Aber bei den Kern- und Randzeiten soll es bleiben. Davon rückt auch Schäffer nicht ab. Durch das Modell könne pädagogisches Personal in den Kitas flexibler eingesetzt werden. Damit komme das Land den Trägern und den Eltern entgegen. "Unser Ziel ist es, dass sich Eltern darauf verlassen können, dass die Kita geöffnet ist." Auch für die Randzeiten gelte, dass nur qualifiziertes Personal eingesetzt werden solle. Schäffer betont, dass es sich ja nur um eine Option handele, die die Kita-Träger auf freiwilliger Basis nutzen könnten. In jedem Fall würden künftig weiterhin neun Stunden Kernzeit pro Tag finanziert.

Mit der neuen Ministerin kommt auch ein neuer Ton in die aufgeheizte Kita-Debatte. Schäffer betont ihre Dialogbereitschaft. "Ich freue mich auf die Gespräche mit den Beteiligten, weil mir Dialog und ein offenes Ohr wichtig sind", betont sie.

Draußen unterstützt der SPD-Fraktionsvorsitzende und frisch gekürte Spitzenkandidat für die Landtagswahl, Jochen Ott, die Demonstrierenden. "Wir fordern genau wie ihr: Dieses Gesetz darf so nicht Realität werden. Wir werden an eurer Seite stehen in den nächsten Wochen." Andrea Becker, Verdi-Landesfachbereichsleiterin sagt: "Wir müssen verhindern, dass dieser Landtag eine historische Fehlentscheidung trifft." Auch die Möglichkeit, Kita-Gruppen auf fast 30 Kinder zu vergrößern, stößt auf Ablehnung.

Keine Schonzeit für Schäffer

Auf Schonzeit kann Schäffer nicht hoffen, auch wenn der SPD-Kinder- und Familienpolitiker Dennis Maelzer ihr bescheinigt, dass alle am Dienstag gespürt hätten, mit welcher Vorfreude Sie in Ihr neues Amt gestartet sei. Schäffer aber habe entschieden, Pauls Gesetz zu ihrem eigenen zu machen. Ein Gesetz, gegen das innerhalb von zehn Tagen mehr als 80.000 Menschen in einer Petition ihre Unterschriften gesetzt hätten. "Sie werden diesem Gesetz nicht mehr Ihren Stempel aufdrücken können", sagte Maelzer. "Die großen Giftzähne bleiben."

Ähnlich äußert sich auch die FDP. "Die neue Familienministerin Verena Schäffer erbt einen mangelhaften Gesetzentwurf, der an den Bedürfnissen unserer Kitas vorbeigeht", sagt die FDP-Politikerin Yvonne Gebauer. Ohne ein transparentes Personal- und Qualitätskonzept bestehe die Gefahr, dass Personal in Kernzeiten gebündelt werde und in Randzeiten unter geringeren Standards mitlaufe.

Kita-Thema und Wahlkampf

Hinter dem Plan der Landesregierung, die KiBiz-Novelle jetzt durchzuziehen, könnte nach Worten Gebauers die Strategie stehen, das schwierige Kita-Thema aus dem Wahlkampf herauszuhalten. Die Landtagswahl in NRW steht im Frühling 2027 an. Das neue KiBiz soll erst ab Sommer 2027 zum dann beginnenden Kitajahr 2027/28 wirksam werden.

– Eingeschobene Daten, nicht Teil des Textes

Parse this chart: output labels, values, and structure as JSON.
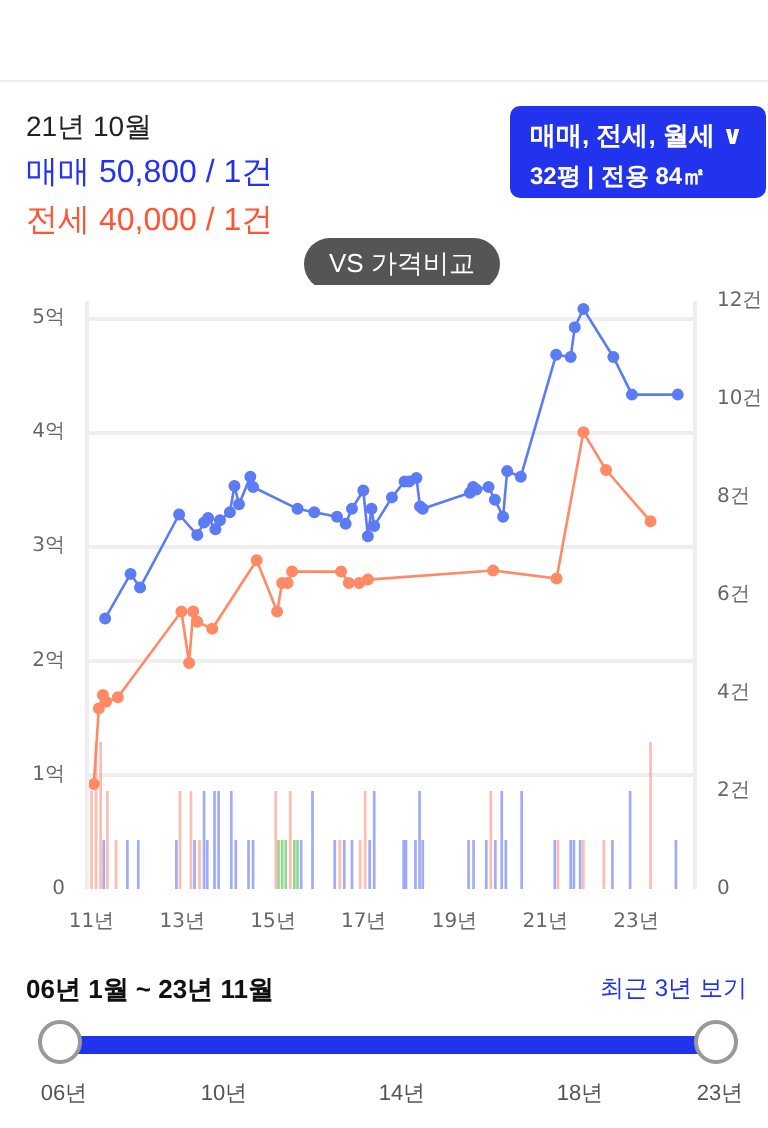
{
  "chart_data": {
    "type": "line",
    "annotations": [
      "21년 10월",
      "매매 50,800 / 1건",
      "전세 40,000 / 1건",
      "매매, 전세, 월세 ∨",
      "32평 | 전용 84㎡",
      "VS 가격비교",
      "06년 1월 ~ 23년 11월",
      "최근 3년 보기",
      "06년",
      "10년",
      "14년",
      "18년",
      "23년"
    ],
    "xlim": [
      10.9,
      24.3
    ],
    "xticks": [
      {
        "value": 11,
        "label": "11년"
      },
      {
        "value": 13,
        "label": "13년"
      },
      {
        "value": 15,
        "label": "15년"
      },
      {
        "value": 17,
        "label": "17년"
      },
      {
        "value": 19,
        "label": "19년"
      },
      {
        "value": 21,
        "label": "21년"
      },
      {
        "value": 23,
        "label": "23년"
      }
    ],
    "ylim": [
      0,
      5.15
    ],
    "yticks": [
      0,
      {
        "value": 1,
        "label": "1억"
      },
      {
        "value": 2,
        "label": "2억"
      },
      {
        "value": 3,
        "label": "3억"
      },
      {
        "value": 4,
        "label": "4억"
      },
      {
        "value": 5,
        "label": "5억"
      }
    ],
    "y2lim": [
      0,
      12
    ],
    "y2ticks": [
      0,
      {
        "value": 2,
        "label": "2건"
      },
      {
        "value": 4,
        "label": "4건"
      },
      {
        "value": 6,
        "label": "6건"
      },
      {
        "value": 8,
        "label": "8건"
      },
      {
        "value": 10,
        "label": "10건"
      },
      {
        "value": 12,
        "label": "12건"
      }
    ],
    "grid": "y",
    "marker": "circle",
    "series": [
      {
        "type": "bar",
        "axis": "y2",
        "color": "#6f80f5",
        "x": [
          11.27,
          11.79,
          12.03,
          12.87,
          13.27,
          13.48,
          13.55,
          13.71,
          13.8,
          14.08,
          14.18,
          14.46,
          14.56,
          15.62,
          15.87,
          16.36,
          16.57,
          16.74,
          17.13,
          17.23,
          17.88,
          17.93,
          18.14,
          18.23,
          18.3,
          19.31,
          19.42,
          19.7,
          19.9,
          20.04,
          20.13,
          20.48,
          21.21,
          21.56,
          21.63,
          21.77,
          22.48,
          22.87,
          23.88
        ],
        "values": [
          1,
          1,
          1,
          1,
          1,
          2,
          1,
          2,
          2,
          2,
          1,
          1,
          1,
          1,
          2,
          1,
          1,
          1,
          1,
          2,
          1,
          1,
          1,
          2,
          1,
          1,
          1,
          1,
          1,
          2,
          1,
          2,
          1,
          1,
          1,
          1,
          1,
          2,
          1
        ]
      },
      {
        "type": "bar",
        "axis": "y2",
        "color": "#ff9a88",
        "x": [
          11.0,
          11.1,
          11.2,
          11.35,
          11.54,
          12.95,
          13.19,
          13.38,
          15.06,
          15.38,
          16.47,
          16.92,
          17.03,
          19.8,
          21.28,
          21.84,
          22.29,
          23.32
        ],
        "values": [
          2,
          3,
          3,
          2,
          1,
          2,
          2,
          1,
          2,
          2,
          1,
          1,
          2,
          2,
          1,
          1,
          1,
          3
        ]
      },
      {
        "type": "bar",
        "axis": "y2",
        "color": "#5cc15c",
        "x": [
          15.12,
          15.2,
          15.28,
          15.47,
          15.54
        ],
        "values": [
          1,
          1,
          1,
          1,
          1
        ]
      },
      {
        "color": "#5b7cf5",
        "x": [
          11.3,
          11.86,
          12.07,
          12.93,
          13.33,
          13.48,
          13.57,
          13.73,
          13.83,
          14.05,
          14.15,
          14.25,
          14.5,
          14.56,
          15.54,
          15.91,
          16.41,
          16.6,
          16.74,
          16.99,
          17.09,
          17.17,
          17.23,
          17.62,
          17.9,
          18.0,
          18.16,
          18.24,
          18.3,
          19.34,
          19.41,
          19.48,
          19.75,
          19.89,
          20.07,
          20.16,
          20.46,
          21.24,
          21.56,
          21.65,
          21.84,
          22.5,
          22.91,
          23.92
        ],
        "values": [
          2.37,
          2.76,
          2.64,
          3.28,
          3.1,
          3.21,
          3.25,
          3.15,
          3.23,
          3.3,
          3.53,
          3.37,
          3.61,
          3.52,
          3.33,
          3.3,
          3.26,
          3.2,
          3.33,
          3.49,
          3.09,
          3.33,
          3.18,
          3.43,
          3.57,
          3.57,
          3.6,
          3.35,
          3.33,
          3.47,
          3.52,
          3.5,
          3.52,
          3.41,
          3.26,
          3.66,
          3.61,
          4.68,
          4.66,
          4.92,
          5.08,
          4.66,
          4.33,
          4.33
        ]
      },
      {
        "color": "#ff8a65",
        "x": [
          11.05,
          11.16,
          11.25,
          11.32,
          11.58,
          12.98,
          13.15,
          13.24,
          13.33,
          13.66,
          14.64,
          15.09,
          15.2,
          15.32,
          15.42,
          16.5,
          16.67,
          16.9,
          17.09,
          19.85,
          21.25,
          21.84,
          22.34,
          23.32
        ],
        "values": [
          0.92,
          1.58,
          1.7,
          1.64,
          1.68,
          2.43,
          1.98,
          2.43,
          2.34,
          2.28,
          2.88,
          2.43,
          2.68,
          2.68,
          2.78,
          2.78,
          2.68,
          2.68,
          2.71,
          2.79,
          2.72,
          4.0,
          3.67,
          3.22
        ]
      }
    ]
  }
}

Das bringt auch die AfD auf den Plan. Wenn das Gesetz erst 2027 in Kraft trete, bedeute das "mindestens ein weiteres Jahr Stillstand, während Überbelegung, Personalmangel und Qualitätsverlust längst Alltag in den Einrichtungen sind", sagt der AfD-Abgeordnete Carlo Clemens. Eltern erhielten auf dem Papier zwar dieselbe Betreuungszeit, erlebten in der Praxis aber eine schlechtere Fachkraft-Kind-Relation. Realität werde sein, dass finanzschwache Träger und Kommunen keine andere Wahl hätten, als beim pädagogischen Personal zu sparen. Und Clemens legt den Finger noch in eine andere Wunde: "Das versprochene dritte beitragsfreie Kitajahr findet sich im Gesetzesentwurf nicht wieder."